BlackBerry's first Android device, the Priv, is widely seen as a sales flop. In its June earnings update, the company recognized revenue on fewer than 500,000 smartphones, and its average selling price hit $290, missing targets of $308 or more; the higher target was predicated on a larger volume of the high-end $800-range Privs being sold. Also, on July 5 the company discontinued sales of the BB10-based Classic – a throwback-looking device Mr. Chen had great hopes for when it launched 18 months ago.

Related: The Globe reviews the Priv

BlackBerry filings with the Wifi Alliance and the U.S. FCC indicate Chinese smartphone company TCL is manufacturing a BlackBerry device, prompting speculation of a partnership for a new Android BlackBerry phone.

TCL has released phones under the Alcatel brand name since 2013, but is relatively unknown in North America.
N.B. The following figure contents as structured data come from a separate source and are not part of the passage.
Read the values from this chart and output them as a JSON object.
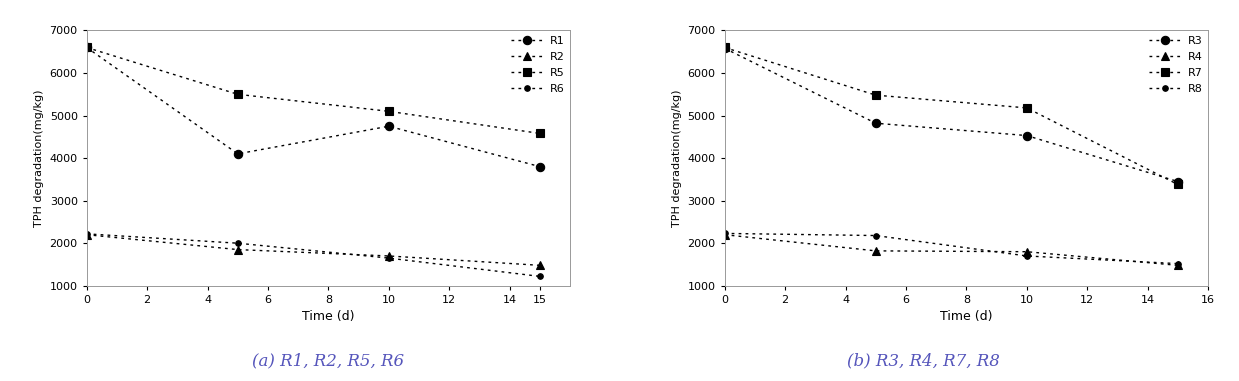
{
  "subplot_a": {
    "xlabel": "Time (d)",
    "ylabel": "TPH degradation(mg/kg)",
    "xlim": [
      0,
      16
    ],
    "ylim": [
      1000,
      7000
    ],
    "xticks": [
      0,
      2,
      4,
      6,
      8,
      10,
      12,
      14,
      15
    ],
    "yticks": [
      1000,
      2000,
      3000,
      4000,
      5000,
      6000,
      7000
    ],
    "series": [
      {
        "label": "R1",
        "x": [
          0,
          5,
          10,
          15
        ],
        "y": [
          6600,
          4100,
          4750,
          3800
        ],
        "marker": "o",
        "filled": true,
        "markersize": 6
      },
      {
        "label": "R2",
        "x": [
          0,
          5,
          10,
          15
        ],
        "y": [
          2200,
          1850,
          1700,
          1480
        ],
        "marker": "^",
        "filled": true,
        "markersize": 6
      },
      {
        "label": "R5",
        "x": [
          0,
          5,
          10,
          15
        ],
        "y": [
          6600,
          5500,
          5100,
          4580
        ],
        "marker": "s",
        "filled": true,
        "markersize": 6
      },
      {
        "label": "R6",
        "x": [
          0,
          5,
          10,
          15
        ],
        "y": [
          2220,
          2000,
          1650,
          1220
        ],
        "marker": "o",
        "filled": true,
        "markersize": 4
      }
    ]
  },
  "subplot_b": {
    "xlabel": "Time (d)",
    "ylabel": "TPH degradation(mg/kg)",
    "xlim": [
      0,
      16
    ],
    "ylim": [
      1000,
      7000
    ],
    "xticks": [
      0,
      2,
      4,
      6,
      8,
      10,
      12,
      14,
      16
    ],
    "yticks": [
      1000,
      2000,
      3000,
      4000,
      5000,
      6000,
      7000
    ],
    "series": [
      {
        "label": "R3",
        "x": [
          0,
          5,
          10,
          15
        ],
        "y": [
          6580,
          4820,
          4530,
          3450
        ],
        "marker": "o",
        "filled": true,
        "markersize": 6
      },
      {
        "label": "R4",
        "x": [
          0,
          5,
          10,
          15
        ],
        "y": [
          2200,
          1820,
          1800,
          1480
        ],
        "marker": "^",
        "filled": true,
        "markersize": 6
      },
      {
        "label": "R7",
        "x": [
          0,
          5,
          10,
          15
        ],
        "y": [
          6600,
          5480,
          5180,
          3380
        ],
        "marker": "s",
        "filled": true,
        "markersize": 6
      },
      {
        "label": "R8",
        "x": [
          0,
          5,
          10,
          15
        ],
        "y": [
          2230,
          2180,
          1700,
          1520
        ],
        "marker": "o",
        "filled": true,
        "markersize": 4
      }
    ]
  },
  "fig_background": "#ffffff",
  "ax_background": "#ffffff",
  "caption_a": "(a) R1, R2, R5, R6",
  "caption_b": "(b) R3, R4, R7, R8",
  "caption_fontsize": 12,
  "caption_color": "#5555bb",
  "linewidth": 1.0,
  "dot_dash": [
    2,
    3
  ]
}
TCL/Alcatel is one of a handful of Chinese phone brands – with Huawei, Oppo, ZTE and Xiaomi – that have managed to take some of Samsung's Android market share in their home territory and are now increasingly expanding to international markets. Gartner expects TCL will sell 13 million to 15 million devices in the second quarter, just behind ZTE.

Competition for Android smartphone sales is fierce as growth slows, and consumers are demanding more features at lower price points.
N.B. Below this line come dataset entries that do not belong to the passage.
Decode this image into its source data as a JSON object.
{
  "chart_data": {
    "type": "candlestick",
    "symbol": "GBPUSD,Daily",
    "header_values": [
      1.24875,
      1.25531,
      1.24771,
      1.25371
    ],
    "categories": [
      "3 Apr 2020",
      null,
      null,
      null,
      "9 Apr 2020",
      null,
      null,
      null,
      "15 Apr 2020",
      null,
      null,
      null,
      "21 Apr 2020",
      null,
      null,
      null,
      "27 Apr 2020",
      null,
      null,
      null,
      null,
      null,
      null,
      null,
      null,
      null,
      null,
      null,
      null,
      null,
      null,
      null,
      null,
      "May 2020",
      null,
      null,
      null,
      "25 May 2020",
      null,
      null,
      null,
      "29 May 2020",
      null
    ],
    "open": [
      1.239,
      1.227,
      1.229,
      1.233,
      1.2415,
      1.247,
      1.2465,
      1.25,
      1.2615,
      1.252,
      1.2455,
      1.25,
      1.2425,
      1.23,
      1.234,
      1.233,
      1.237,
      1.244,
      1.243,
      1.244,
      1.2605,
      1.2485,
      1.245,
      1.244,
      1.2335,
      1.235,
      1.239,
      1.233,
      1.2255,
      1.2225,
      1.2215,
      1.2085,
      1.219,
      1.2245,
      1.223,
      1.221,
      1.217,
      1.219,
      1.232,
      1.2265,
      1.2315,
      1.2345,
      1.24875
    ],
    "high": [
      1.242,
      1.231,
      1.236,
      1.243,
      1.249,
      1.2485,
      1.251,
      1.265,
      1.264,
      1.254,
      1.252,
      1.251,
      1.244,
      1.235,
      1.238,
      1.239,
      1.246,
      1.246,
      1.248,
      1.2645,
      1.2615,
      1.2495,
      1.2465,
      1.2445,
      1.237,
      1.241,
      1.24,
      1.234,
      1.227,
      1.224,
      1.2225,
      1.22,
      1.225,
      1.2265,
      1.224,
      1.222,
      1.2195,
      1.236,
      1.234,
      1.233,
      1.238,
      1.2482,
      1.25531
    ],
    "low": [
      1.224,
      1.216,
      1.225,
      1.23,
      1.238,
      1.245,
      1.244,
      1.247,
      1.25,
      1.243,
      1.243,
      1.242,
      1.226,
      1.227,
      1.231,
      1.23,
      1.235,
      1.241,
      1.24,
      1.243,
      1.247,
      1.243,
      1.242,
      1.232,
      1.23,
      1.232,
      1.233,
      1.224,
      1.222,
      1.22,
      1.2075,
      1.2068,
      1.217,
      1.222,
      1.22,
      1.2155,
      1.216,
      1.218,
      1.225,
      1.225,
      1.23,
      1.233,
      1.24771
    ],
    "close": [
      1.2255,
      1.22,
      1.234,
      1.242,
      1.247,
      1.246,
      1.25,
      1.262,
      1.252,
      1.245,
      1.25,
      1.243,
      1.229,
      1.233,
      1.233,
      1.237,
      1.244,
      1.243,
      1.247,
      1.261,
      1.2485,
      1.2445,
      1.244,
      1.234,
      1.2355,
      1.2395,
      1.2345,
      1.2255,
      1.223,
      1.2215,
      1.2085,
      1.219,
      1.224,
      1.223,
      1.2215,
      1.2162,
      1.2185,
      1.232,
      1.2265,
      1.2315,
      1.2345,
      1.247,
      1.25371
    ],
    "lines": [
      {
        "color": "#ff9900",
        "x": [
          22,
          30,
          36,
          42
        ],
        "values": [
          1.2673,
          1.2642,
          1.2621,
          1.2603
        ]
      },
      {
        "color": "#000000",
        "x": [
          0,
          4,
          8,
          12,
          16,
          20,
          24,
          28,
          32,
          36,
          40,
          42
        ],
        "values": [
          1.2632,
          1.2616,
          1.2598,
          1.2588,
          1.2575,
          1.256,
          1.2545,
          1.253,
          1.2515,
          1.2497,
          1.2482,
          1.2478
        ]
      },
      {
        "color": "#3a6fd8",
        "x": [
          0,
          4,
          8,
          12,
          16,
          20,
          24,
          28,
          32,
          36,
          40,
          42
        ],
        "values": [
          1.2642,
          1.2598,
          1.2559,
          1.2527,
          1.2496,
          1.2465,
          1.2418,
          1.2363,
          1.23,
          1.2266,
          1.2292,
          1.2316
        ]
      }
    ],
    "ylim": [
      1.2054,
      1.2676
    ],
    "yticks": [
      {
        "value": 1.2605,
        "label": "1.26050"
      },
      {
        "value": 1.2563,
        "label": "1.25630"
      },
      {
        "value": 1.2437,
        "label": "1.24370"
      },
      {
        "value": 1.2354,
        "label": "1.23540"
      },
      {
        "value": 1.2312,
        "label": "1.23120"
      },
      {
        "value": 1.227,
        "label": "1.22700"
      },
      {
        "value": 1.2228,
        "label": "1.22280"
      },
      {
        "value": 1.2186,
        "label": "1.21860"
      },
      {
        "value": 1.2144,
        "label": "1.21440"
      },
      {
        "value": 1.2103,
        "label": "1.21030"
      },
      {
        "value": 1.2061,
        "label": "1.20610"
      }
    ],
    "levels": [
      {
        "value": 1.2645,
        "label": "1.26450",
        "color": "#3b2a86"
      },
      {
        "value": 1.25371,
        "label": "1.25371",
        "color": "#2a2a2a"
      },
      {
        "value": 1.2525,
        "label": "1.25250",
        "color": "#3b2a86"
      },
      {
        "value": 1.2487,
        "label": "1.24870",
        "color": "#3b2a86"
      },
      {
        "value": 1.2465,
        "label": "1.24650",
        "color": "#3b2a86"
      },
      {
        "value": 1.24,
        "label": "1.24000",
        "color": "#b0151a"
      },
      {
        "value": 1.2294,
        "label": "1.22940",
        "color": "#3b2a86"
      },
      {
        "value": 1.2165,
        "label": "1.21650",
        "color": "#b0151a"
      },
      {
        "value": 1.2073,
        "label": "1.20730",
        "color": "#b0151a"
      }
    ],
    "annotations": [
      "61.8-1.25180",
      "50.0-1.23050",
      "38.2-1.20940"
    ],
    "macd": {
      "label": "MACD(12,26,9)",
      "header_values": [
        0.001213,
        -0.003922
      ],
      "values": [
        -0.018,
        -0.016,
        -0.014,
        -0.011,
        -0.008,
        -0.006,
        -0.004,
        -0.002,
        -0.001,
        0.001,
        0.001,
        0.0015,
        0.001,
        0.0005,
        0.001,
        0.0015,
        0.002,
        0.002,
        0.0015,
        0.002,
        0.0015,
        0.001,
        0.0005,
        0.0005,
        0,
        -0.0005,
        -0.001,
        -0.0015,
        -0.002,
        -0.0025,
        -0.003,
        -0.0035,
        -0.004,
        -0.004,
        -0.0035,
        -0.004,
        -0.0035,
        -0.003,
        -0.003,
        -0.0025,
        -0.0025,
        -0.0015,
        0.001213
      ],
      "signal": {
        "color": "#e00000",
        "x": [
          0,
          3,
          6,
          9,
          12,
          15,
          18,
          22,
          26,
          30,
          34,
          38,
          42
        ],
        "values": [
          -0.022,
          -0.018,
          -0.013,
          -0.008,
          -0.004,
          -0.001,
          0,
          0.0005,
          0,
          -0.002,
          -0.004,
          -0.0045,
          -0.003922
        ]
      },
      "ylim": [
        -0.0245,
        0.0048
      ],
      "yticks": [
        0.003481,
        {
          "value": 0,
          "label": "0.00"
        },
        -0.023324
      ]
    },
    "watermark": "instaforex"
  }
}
"In the [global] Android market, the highest growth rate was in 2011, 46 per cent growth year over year. The first half of this year [growth has hovered] around 6 per cent," said Lixin Cheng, president of ZTE North America and chairman and CEO of ZTE USA.

"The high-end market growth has stopped. The consumer has become smarter, and we're providing more value. From 2013 to 2015 the innovation in the segment between $200 to $400 is quite significant, in terms of screen size, camera quality, battery life, computing power, connectivity speed and all those things. ZTE's share of that segment tripled from 11 per cent to 30 per cent."

Gartner analysis pegged ZTE at about 3.1 per cent of global smartphone sales and expects it will sell 14 million to 16 million phones in the second quarter of 2016.

ZTE's neighbours are also roaring along.

"Two Chinese brands ranked within the top five worldwide smartphone vendors in the first quarter of 2015, and represented 11 per cent of the market. In the first quarter of 2016, there were three Chinese brands – Huawei, Oppo and Xiaomi – and they achieved 17 per cent of the market," wrote Anshul Gupta, research director at Gartner, in May. That adds up to 59.9 million phones out of 349 million sold in the quarter.

Those are numbers Mr. Chen can only dream about. With just 0.2 per cent of the global smartphone market, reaching the three to five million phones John Chen has suggested BlackBerry needs to sell annually to make handsets profitable is a tough target.

Mr. Chen has pegged the company's turnaround on growing the security and services software business, but has recently suggested there are some software customers who also demand BlackBerry-branded hardware as a complement to their enterprise security needs.

"Hardware is the front door in many situations to the software. That is why it's still important," says Collin Gillis, analyst with BGC Partners.

In the past, Mr. Chen has said that if he cannot make the hardware unit profitable on its own he would abandon it, perhaps during the company's current fiscal year. That puts BlackBerry in the position of trying to sell, at a profit, devices into one of the most brutally competitive markets just so it has a complementary offering for some clients.

"It's a wild-card option. … Certainly not the reason to invest in the company," says Mr. Gillis.